Non-synchronous Beanstalks have already been proposed for the Earth. These are shorter Stalks, non-tethered, that move around the Earth in low orbits and dip their ends into Earth's atmosphere and back out again a few times a revolution. They are a delightful and new idea that was developed in detail in a 1977 paper by Hans Moravec. The logical next step is free-space Beanstalks. These are revolving about their own center of mass, and they can be used to provide momentum transfer to spacecraft. They thus form a handy way to move materials about the Solar System.
Look ahead now a few thousand years. Civilization has largely moved off Earth, into free-space colonies. There are many thousands of these, each self-sustaining and self-contained, constructed from materials available in the Asteroid Belt. Although they are self-supporting, travel among them will be common, for commerce and recreation. Naturally enough, this travel will be accomplished without the use of reaction mass, via an extensive system of free-space Beanstalks which provide the velocity increases and decreases needed to move travellers around from colony to colony. There will be hundreds of thousands of these in a spherical region centered on the Sun, and they will all be freely orbiting.
The whole civilization will be stable and organized, but there will be one continuing source of perturbation and danger. Certain singularities of the gravitational field exist, disturbing the movements of the colonists and their free transfer through the Solar System.
The singularities sweep their disorderly way around the Sun, upsetting the orbits of the colonies and the Beanstalks with their powerful gravity fields and presenting a real threat of capture to any who get too close to them.
It seems inevitable that, in some future Forum on one of the colonies, a speaker will one day arise to voice the will of the people. He will talk about the problem presented by the singularities, about the need to remove them. About the danger they offer, and about the inconvenience they cause. And finally, as a newly-arisen Cato he may mimic the words of his predecessor to pronounce judgment on one or more of those gravity singularities of the Solar System, the planets.

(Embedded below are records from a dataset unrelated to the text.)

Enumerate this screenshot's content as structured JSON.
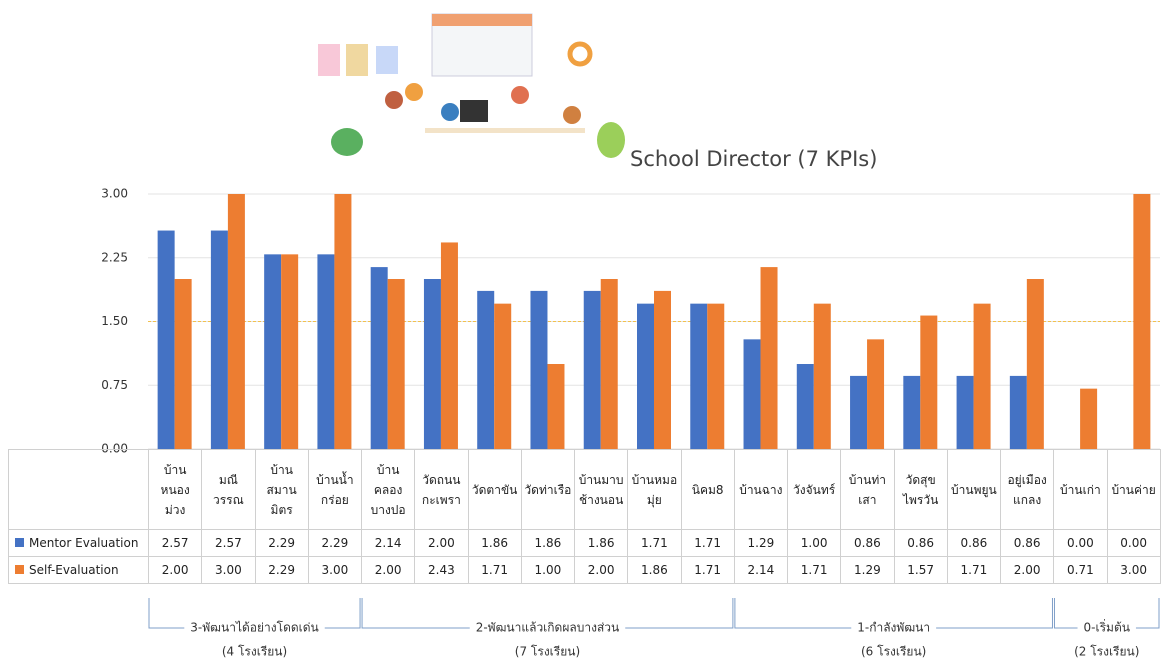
{
  "chart_data": {
    "type": "bar",
    "title": "School Director (7 KPIs)",
    "categories": [
      "บ้านหนองม่วง",
      "มณีวรรณ",
      "บ้านสมานมิตร",
      "บ้านน้ำกร่อย",
      "บ้านคลองบางปอ",
      "วัดถนนกะเพรา",
      "วัดตาขัน",
      "วัดท่าเรือ",
      "บ้านมาบช้างนอน",
      "บ้านหมอมุ่ย",
      "นิคม8",
      "บ้านฉาง",
      "วังจันทร์",
      "บ้านท่าเสา",
      "วัดสุขไพรวัน",
      "บ้านพยูน",
      "อยู่เมืองแกลง",
      "บ้านเก่า",
      "บ้านค่าย"
    ],
    "series": [
      {
        "name": "Mentor Evaluation",
        "color": "#4472c4",
        "values": [
          2.57,
          2.57,
          2.29,
          2.29,
          2.14,
          2.0,
          1.86,
          1.86,
          1.86,
          1.71,
          1.71,
          1.29,
          1.0,
          0.86,
          0.86,
          0.86,
          0.86,
          0.0,
          0.0
        ],
        "value_labels": [
          "2.57",
          "2.57",
          "2.29",
          "2.29",
          "2.14",
          "2.00",
          "1.86",
          "1.86",
          "1.86",
          "1.71",
          "1.71",
          "1.29",
          "1.00",
          "0.86",
          "0.86",
          "0.86",
          "0.86",
          "0.00",
          "0.00"
        ]
      },
      {
        "name": "Self-Evaluation",
        "color": "#ed7d31",
        "values": [
          2.0,
          3.0,
          2.29,
          3.0,
          2.0,
          2.43,
          1.71,
          1.0,
          2.0,
          1.86,
          1.71,
          2.14,
          1.71,
          1.29,
          1.57,
          1.71,
          2.0,
          0.71,
          3.0
        ],
        "value_labels": [
          "2.00",
          "3.00",
          "2.29",
          "3.00",
          "2.00",
          "2.43",
          "1.71",
          "1.00",
          "2.00",
          "1.86",
          "1.71",
          "2.14",
          "1.71",
          "1.29",
          "1.57",
          "1.71",
          "2.00",
          "0.71",
          "3.00"
        ]
      }
    ],
    "ylim": [
      0,
      3
    ],
    "yticks": [
      {
        "value": 0,
        "label": "0.00"
      },
      {
        "value": 0.75,
        "label": "0.75"
      },
      {
        "value": 1.5,
        "label": "1.50"
      },
      {
        "value": 2.25,
        "label": "2.25"
      },
      {
        "value": 3,
        "label": "3.00"
      }
    ],
    "grid": true,
    "reference_line": {
      "value": 1.5,
      "color": "#f2c14e"
    },
    "groups": [
      {
        "label": "3-พัฒนาได้อย่างโดดเด่น",
        "count": 4,
        "count_label": "(4 โรงเรียน)"
      },
      {
        "label": "2-พัฒนาแล้วเกิดผลบางส่วน",
        "count": 7,
        "count_label": "(7 โรงเรียน)"
      },
      {
        "label": "1-กำลังพัฒนา",
        "count": 6,
        "count_label": "(6 โรงเรียน)"
      },
      {
        "label": "0-เริ่มต้น",
        "count": 2,
        "count_label": "(2 โรงเรียน)"
      }
    ]
  }
}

"Terra delenda est"—Earth must be destroyed!
BEANSTALK TIME—A FINAL NOTE.
Beanstalks, originally called skyhooks, are an idea of the 1960's whose time may at last have come. They are used as important elements of at least two novels published in 1979, Arthur Clarke's "The Fountains Of Paradise" and my own "The Web Between The Worlds." I suspect that they will become a standard element of most projected futures, as a rational alternative to the rocketry that has served sf writers so long and so well.
Afterword.
This was the first semi-technical account of Beanstalk construction (principles and design factors) to appear in print. I know it will not be the last one.
I wrote the article for two reasons. The first was to get the idea of the Beanstalk (or Skyhook, Orbital Tower, Space Elevator, Cosmic Funicular—all the same thing) into wider general circulation. As I mentioned in the Afterword to "Skystalk," most of that story had to be taken up with the description of the Stalk itself. Little space was left over to go far beyond the basic idea. Once the concept is as familiar to the reader as the rocket, though, we'll be able to go a lot further, to build on the idea and write stories that are much more speculative and intellectually demanding. Once you accept Beanstalks, a dozen things are possible on the interplanetary and even interstellar scale, and most of them have a good story in them. In another couple of years we'll be able to write those stories.

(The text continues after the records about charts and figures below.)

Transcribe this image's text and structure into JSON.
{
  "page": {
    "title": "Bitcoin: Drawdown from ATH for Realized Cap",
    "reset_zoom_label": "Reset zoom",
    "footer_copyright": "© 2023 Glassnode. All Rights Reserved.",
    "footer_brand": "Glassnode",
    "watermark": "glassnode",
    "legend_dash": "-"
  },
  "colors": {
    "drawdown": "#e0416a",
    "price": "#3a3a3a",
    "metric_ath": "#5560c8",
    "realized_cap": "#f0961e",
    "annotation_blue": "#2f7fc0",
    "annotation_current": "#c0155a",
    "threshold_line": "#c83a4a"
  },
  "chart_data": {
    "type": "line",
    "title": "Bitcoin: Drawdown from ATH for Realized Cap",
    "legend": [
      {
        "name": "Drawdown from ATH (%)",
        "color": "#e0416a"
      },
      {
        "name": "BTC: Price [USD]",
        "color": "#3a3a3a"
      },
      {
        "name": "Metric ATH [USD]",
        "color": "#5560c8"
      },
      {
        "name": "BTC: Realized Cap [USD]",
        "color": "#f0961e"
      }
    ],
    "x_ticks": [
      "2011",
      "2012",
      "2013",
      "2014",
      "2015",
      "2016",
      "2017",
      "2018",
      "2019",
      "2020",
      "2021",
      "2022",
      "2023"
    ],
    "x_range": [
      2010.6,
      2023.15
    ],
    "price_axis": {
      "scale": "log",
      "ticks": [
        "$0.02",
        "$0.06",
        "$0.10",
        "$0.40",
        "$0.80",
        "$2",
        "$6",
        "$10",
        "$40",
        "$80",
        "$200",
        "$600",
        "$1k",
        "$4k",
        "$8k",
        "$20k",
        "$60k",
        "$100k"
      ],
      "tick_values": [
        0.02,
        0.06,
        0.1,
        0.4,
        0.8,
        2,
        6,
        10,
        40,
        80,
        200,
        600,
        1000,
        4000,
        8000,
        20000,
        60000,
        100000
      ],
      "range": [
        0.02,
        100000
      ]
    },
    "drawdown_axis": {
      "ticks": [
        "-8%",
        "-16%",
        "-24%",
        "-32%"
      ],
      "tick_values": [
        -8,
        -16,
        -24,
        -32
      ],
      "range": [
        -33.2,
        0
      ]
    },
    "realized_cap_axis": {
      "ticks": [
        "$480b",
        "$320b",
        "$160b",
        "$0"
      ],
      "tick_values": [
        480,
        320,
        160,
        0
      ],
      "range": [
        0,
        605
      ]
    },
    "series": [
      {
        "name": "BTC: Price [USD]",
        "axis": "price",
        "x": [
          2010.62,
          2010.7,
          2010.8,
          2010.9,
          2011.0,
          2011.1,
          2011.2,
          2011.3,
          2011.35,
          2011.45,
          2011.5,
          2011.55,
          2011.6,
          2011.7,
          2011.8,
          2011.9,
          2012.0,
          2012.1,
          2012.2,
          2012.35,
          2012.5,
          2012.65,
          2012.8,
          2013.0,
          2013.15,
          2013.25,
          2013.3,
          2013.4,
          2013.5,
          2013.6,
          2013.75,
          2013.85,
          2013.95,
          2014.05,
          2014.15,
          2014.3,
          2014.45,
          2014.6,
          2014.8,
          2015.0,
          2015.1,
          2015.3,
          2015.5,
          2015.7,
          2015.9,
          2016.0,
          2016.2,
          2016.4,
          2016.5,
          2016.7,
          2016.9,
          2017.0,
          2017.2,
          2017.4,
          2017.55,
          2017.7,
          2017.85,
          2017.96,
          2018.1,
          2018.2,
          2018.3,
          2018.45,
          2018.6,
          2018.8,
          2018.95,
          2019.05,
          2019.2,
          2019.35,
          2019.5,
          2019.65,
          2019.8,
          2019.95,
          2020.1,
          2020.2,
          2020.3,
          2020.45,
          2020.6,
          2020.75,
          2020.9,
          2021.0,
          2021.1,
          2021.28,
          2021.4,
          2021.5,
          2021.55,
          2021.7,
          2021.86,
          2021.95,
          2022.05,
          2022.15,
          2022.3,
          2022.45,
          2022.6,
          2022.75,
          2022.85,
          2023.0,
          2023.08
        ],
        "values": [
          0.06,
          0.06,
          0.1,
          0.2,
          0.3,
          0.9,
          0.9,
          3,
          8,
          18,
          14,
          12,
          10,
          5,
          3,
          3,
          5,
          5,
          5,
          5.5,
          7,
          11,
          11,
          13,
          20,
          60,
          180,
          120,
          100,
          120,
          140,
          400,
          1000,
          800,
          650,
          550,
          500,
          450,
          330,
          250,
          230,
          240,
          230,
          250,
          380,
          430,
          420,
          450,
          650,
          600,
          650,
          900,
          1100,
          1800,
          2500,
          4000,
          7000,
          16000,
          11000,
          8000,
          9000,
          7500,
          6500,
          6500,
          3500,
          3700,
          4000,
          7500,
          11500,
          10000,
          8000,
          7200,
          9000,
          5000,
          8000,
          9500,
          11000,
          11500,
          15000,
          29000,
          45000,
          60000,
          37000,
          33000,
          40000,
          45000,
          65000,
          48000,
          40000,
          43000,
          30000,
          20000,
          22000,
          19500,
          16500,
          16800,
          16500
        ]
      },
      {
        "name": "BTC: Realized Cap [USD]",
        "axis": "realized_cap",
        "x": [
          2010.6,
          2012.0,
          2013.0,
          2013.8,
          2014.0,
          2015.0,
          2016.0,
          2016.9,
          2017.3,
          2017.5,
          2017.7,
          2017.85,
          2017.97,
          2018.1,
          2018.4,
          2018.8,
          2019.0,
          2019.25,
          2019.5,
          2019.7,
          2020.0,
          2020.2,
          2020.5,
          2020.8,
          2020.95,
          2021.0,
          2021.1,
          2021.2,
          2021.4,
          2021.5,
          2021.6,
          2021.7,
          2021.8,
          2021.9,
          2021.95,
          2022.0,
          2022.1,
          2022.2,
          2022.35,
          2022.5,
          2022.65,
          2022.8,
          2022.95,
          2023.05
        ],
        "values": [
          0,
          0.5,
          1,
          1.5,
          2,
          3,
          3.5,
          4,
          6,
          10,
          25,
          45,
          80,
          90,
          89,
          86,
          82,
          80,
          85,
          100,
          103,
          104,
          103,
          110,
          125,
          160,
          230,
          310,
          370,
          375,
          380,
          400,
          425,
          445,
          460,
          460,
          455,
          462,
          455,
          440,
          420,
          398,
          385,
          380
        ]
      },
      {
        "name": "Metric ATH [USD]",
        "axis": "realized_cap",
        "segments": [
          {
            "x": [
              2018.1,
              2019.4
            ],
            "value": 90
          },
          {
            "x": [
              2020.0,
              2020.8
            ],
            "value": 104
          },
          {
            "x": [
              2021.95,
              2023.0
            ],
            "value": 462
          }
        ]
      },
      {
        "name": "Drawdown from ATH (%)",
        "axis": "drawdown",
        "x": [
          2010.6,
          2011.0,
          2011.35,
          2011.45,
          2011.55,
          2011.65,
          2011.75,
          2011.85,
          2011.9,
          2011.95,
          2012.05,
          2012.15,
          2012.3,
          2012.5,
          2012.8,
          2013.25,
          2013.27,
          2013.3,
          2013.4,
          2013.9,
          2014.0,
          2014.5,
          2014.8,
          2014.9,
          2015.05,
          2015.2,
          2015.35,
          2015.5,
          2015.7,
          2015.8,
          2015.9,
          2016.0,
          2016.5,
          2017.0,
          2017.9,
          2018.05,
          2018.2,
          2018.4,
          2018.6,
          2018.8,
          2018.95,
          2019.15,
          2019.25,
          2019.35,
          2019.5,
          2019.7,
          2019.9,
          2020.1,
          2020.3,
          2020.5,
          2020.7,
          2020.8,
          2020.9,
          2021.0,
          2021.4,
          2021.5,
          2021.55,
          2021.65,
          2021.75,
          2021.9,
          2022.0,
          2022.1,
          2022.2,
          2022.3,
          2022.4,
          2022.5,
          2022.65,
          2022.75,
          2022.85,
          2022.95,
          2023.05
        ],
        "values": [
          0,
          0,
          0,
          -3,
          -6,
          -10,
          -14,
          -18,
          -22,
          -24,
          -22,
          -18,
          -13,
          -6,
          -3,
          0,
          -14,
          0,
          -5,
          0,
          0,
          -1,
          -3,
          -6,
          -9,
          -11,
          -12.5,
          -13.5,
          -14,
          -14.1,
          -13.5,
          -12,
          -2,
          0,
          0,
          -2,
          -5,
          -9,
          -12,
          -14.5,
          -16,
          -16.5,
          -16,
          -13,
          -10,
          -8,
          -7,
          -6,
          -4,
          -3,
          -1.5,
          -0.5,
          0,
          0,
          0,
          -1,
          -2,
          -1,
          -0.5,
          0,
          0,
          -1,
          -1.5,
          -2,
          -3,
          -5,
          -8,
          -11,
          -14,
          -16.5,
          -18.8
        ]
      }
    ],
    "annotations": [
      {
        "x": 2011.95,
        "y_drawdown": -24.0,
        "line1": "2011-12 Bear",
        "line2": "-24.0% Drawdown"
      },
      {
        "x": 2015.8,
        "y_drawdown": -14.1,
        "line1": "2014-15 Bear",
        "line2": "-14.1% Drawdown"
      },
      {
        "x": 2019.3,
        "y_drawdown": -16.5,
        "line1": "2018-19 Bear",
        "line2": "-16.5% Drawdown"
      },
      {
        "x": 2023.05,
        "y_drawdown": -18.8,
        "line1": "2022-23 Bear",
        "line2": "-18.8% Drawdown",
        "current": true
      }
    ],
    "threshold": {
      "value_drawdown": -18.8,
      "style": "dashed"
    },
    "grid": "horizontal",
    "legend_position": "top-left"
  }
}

That was the other reason that I wrote this article. When black holes became an idea familiar to the general reader, is seemed as though every sf writer rushed off to his or her typewriter. The result was a great flood of black hole stories, many of them scientific gibberish. I would like to do my bit to stop the same thing happening to Beanstalks. No Beanstalks tethered at the North Pole, please, and no Beanstalks on Venus or Mercury unless you are willing to make them a million kilometers long.